Audit Finds Colorado Program To Flag Opioid Abuse Is Failing, Dozens of Doctors Running 'Pill Mills'
DENVER (CBS4) - A scathing new audit uncovered critical failings in a state program set up to prevent prescription drug abuse. Colorado's Prescription Drug Monitoring Program is supposed to stop "doctor shopping" and pill mills, but the audit found it's failing on every measure.
It comes as nearly 1,500 people died from opioid overdoses last year in Colorado, a 38% increase in one year.
"We've been working so hard to stop this opioid epidemic and here's a tool that we counted on as in place," said Rep. Dafna Michaelson Jenet, the Chair of the Legislative Audit Committee.
The Drug Monitoring Program was created by the legislature 13 years ago and requires that pharmacies keep a current database of all prescriptions for controlled substances and that doctors check the database before writing a prescription to make sure the patient hasn't filled prescriptions from other providers.
In many cases, neither of those things are happening. The audit found nearly 9,000 Coloradans received prescriptions from at least 10 prescribers, 85 doctors wrote more than 3,000 prescriptions, nearly 20% of prescribers aren't even registered to use the database.

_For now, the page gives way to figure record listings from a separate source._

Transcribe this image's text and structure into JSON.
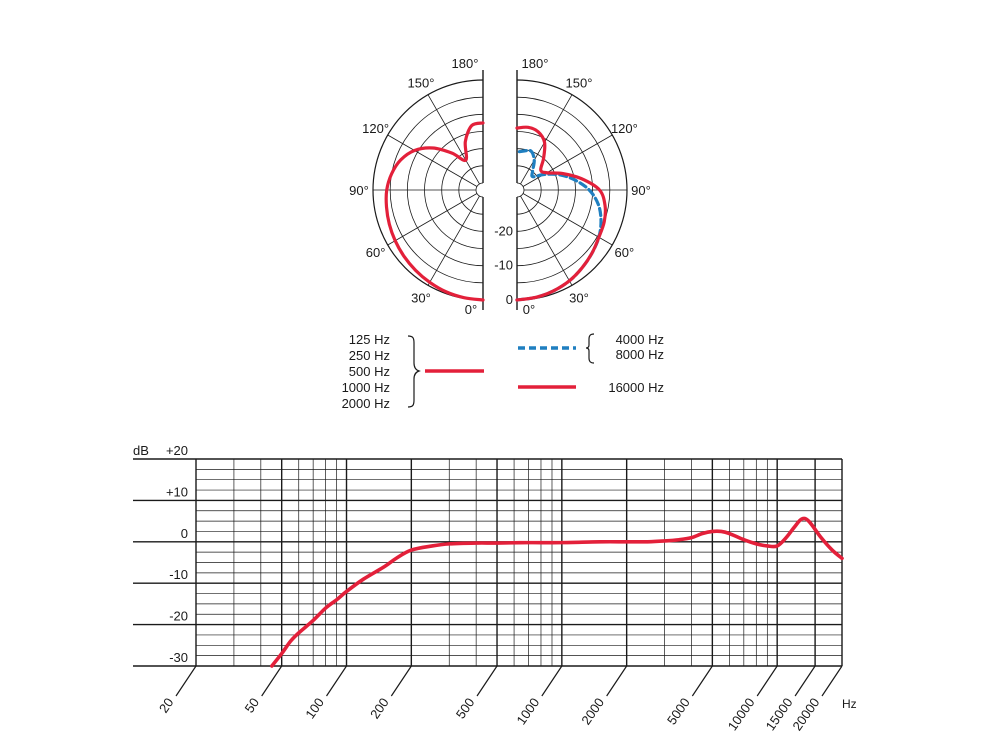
{
  "colors": {
    "low_mid_curve": "#e3203a",
    "high_curve": "#e3203a",
    "mid_curve_dashed": "#1f7fc0",
    "grid": "#1a1a1a"
  },
  "chart_data": [
    {
      "type": "polar",
      "angle_labels_left": [
        "0°",
        "30°",
        "60°",
        "90°",
        "120°",
        "150°",
        "180°"
      ],
      "angle_labels_right": [
        "0°",
        "30°",
        "60°",
        "90°",
        "120°",
        "150°",
        "180°"
      ],
      "radial_labels": [
        "0",
        "-10",
        "-20"
      ],
      "rlim_db": [
        -30,
        0
      ],
      "series": [
        {
          "name": "125 Hz, 250 Hz, 500 Hz, 1000 Hz, 2000 Hz",
          "side": "left",
          "style": "solid",
          "points": [
            [
              0,
              0
            ],
            [
              10,
              -0.2
            ],
            [
              20,
              -0.5
            ],
            [
              30,
              -1
            ],
            [
              40,
              -1.5
            ],
            [
              50,
              -2
            ],
            [
              60,
              -2.5
            ],
            [
              70,
              -3
            ],
            [
              80,
              -3.5
            ],
            [
              90,
              -4
            ],
            [
              100,
              -5
            ],
            [
              110,
              -6.5
            ],
            [
              120,
              -9
            ],
            [
              130,
              -13
            ],
            [
              140,
              -18
            ],
            [
              150,
              -22
            ],
            [
              160,
              -17
            ],
            [
              170,
              -13
            ],
            [
              180,
              -12.5
            ]
          ]
        },
        {
          "name": "4000 Hz, 8000 Hz",
          "side": "right",
          "style": "dashed",
          "points": [
            [
              0,
              0
            ],
            [
              10,
              -0.3
            ],
            [
              20,
              -0.8
            ],
            [
              30,
              -1.5
            ],
            [
              40,
              -2.5
            ],
            [
              50,
              -3.5
            ],
            [
              60,
              -4.5
            ],
            [
              70,
              -6
            ],
            [
              80,
              -8
            ],
            [
              90,
              -11
            ],
            [
              100,
              -15
            ],
            [
              110,
              -19
            ],
            [
              120,
              -23
            ],
            [
              130,
              -26
            ],
            [
              140,
              -25
            ],
            [
              150,
              -22
            ],
            [
              160,
              -20
            ],
            [
              170,
              -20.5
            ],
            [
              180,
              -21
            ]
          ]
        },
        {
          "name": "16000 Hz",
          "side": "right",
          "style": "solid",
          "points": [
            [
              0,
              0
            ],
            [
              10,
              -0.3
            ],
            [
              20,
              -0.8
            ],
            [
              30,
              -1.5
            ],
            [
              40,
              -2.5
            ],
            [
              50,
              -3.5
            ],
            [
              60,
              -4.5
            ],
            [
              70,
              -5
            ],
            [
              80,
              -6
            ],
            [
              90,
              -8
            ],
            [
              100,
              -13
            ],
            [
              110,
              -18
            ],
            [
              120,
              -22
            ],
            [
              130,
              -23
            ],
            [
              140,
              -20
            ],
            [
              150,
              -16
            ],
            [
              160,
              -14
            ],
            [
              170,
              -13.5
            ],
            [
              180,
              -14
            ]
          ]
        }
      ]
    },
    {
      "type": "line",
      "xscale": "log",
      "xlim": [
        20,
        20000
      ],
      "ylim": [
        -30,
        20
      ],
      "ylabel": "dB",
      "xlabel": "Hz",
      "x_ticks": [
        "20",
        "50",
        "100",
        "200",
        "500",
        "1000",
        "2000",
        "5000",
        "10000",
        "15000",
        "20000"
      ],
      "y_ticks": [
        "+20",
        "+10",
        "0",
        "-10",
        "-20",
        "-30"
      ],
      "series": [
        {
          "name": "",
          "x": [
            45,
            50,
            55,
            60,
            70,
            80,
            90,
            100,
            120,
            150,
            170,
            200,
            250,
            300,
            400,
            500,
            700,
            1000,
            1500,
            2000,
            2500,
            3000,
            3500,
            4000,
            4500,
            5000,
            5500,
            6000,
            7000,
            8000,
            9000,
            10000,
            11000,
            12000,
            13000,
            14000,
            16000,
            18000,
            20000
          ],
          "y": [
            -30,
            -27,
            -24,
            -22,
            -19,
            -16,
            -14,
            -12,
            -9,
            -6,
            -4,
            -2,
            -1,
            -0.5,
            -0.3,
            -0.3,
            -0.2,
            -0.2,
            0,
            0,
            0,
            0.2,
            0.5,
            1,
            2,
            2.5,
            2.5,
            2,
            0.5,
            -0.5,
            -1,
            -1,
            1,
            3.5,
            5.5,
            5,
            1,
            -2,
            -4
          ]
        }
      ]
    }
  ],
  "legend": {
    "group1_freqs": [
      "125 Hz",
      "250 Hz",
      "500 Hz",
      "1000 Hz",
      "2000 Hz"
    ],
    "group2_freqs": [
      "4000 Hz",
      "8000 Hz"
    ],
    "group3_freqs": [
      "16000 Hz"
    ]
  }
}
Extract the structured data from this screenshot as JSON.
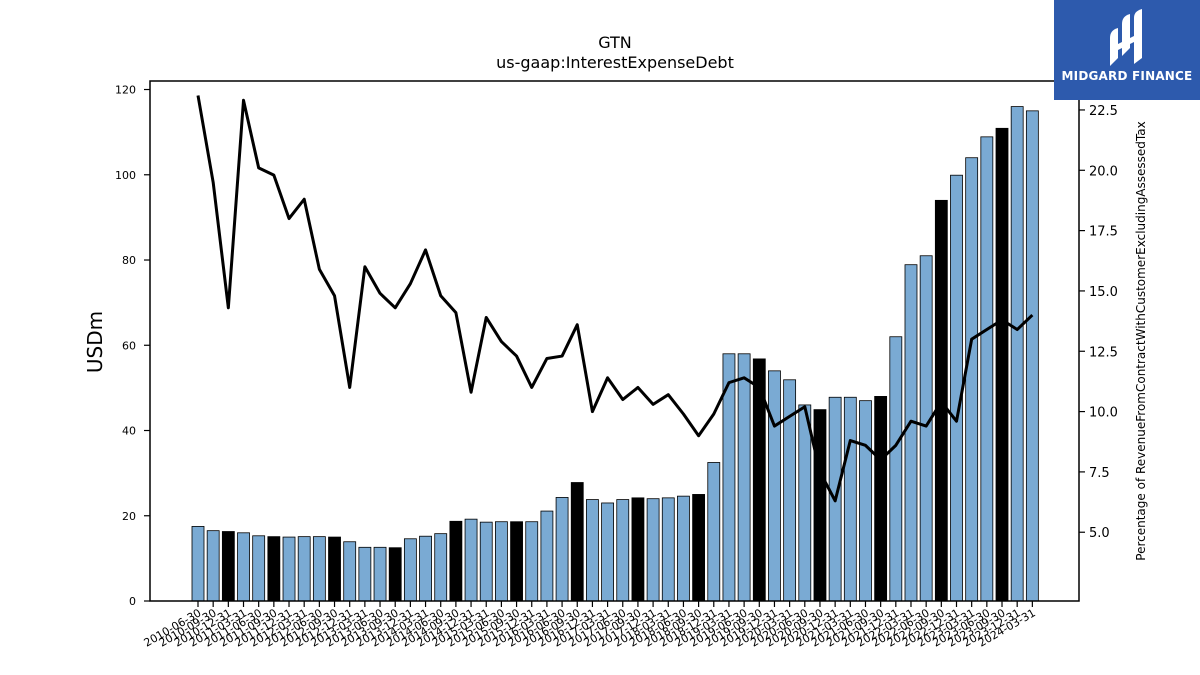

Also, the database isn't current because most pharmacies aren't entering prescriptions until days later.
"You think about the repercussions, how many people died from overdoses because of negligence," said Sen. Brittany Pettersen, who has led the fight against opioid abuse at the Capitol. She wonders how no one caught the problems earlier.
Sen. Jim Smallwood says there needs to be an enforcement mechanism. Right now, the database is used only to warn physicians who may be over-prescribing and alert them to patients who may be abusing opioids.
"The oversight boards, so the pharmacy board, the medical board would be the ones that have authority, and I'd love to see them step up their game including suspending licenses, revoking licenses," said Smallwood.
The audit's recommendations include revoking the medical licenses of providers who don't check the database and overprescribe as well as referring some patients and doctors to law enforcement and penalizing pharmacies that don't keep the database current.
Pettersen worries if the punishment isn't measured, it may make the problem worse.
"We have to walk this line very carefully because we don't want doctors to be so scared of prescribing opioids they're cutting people off who are already physically addicted and are turning to heroin instead."
Michaelson Jenet says she plans to bring comprehensive legislation to make sure the program works as intended.
"At the end of the day this is something major that we missed, and this is something that truly can have the most significant impact on opioid overuse."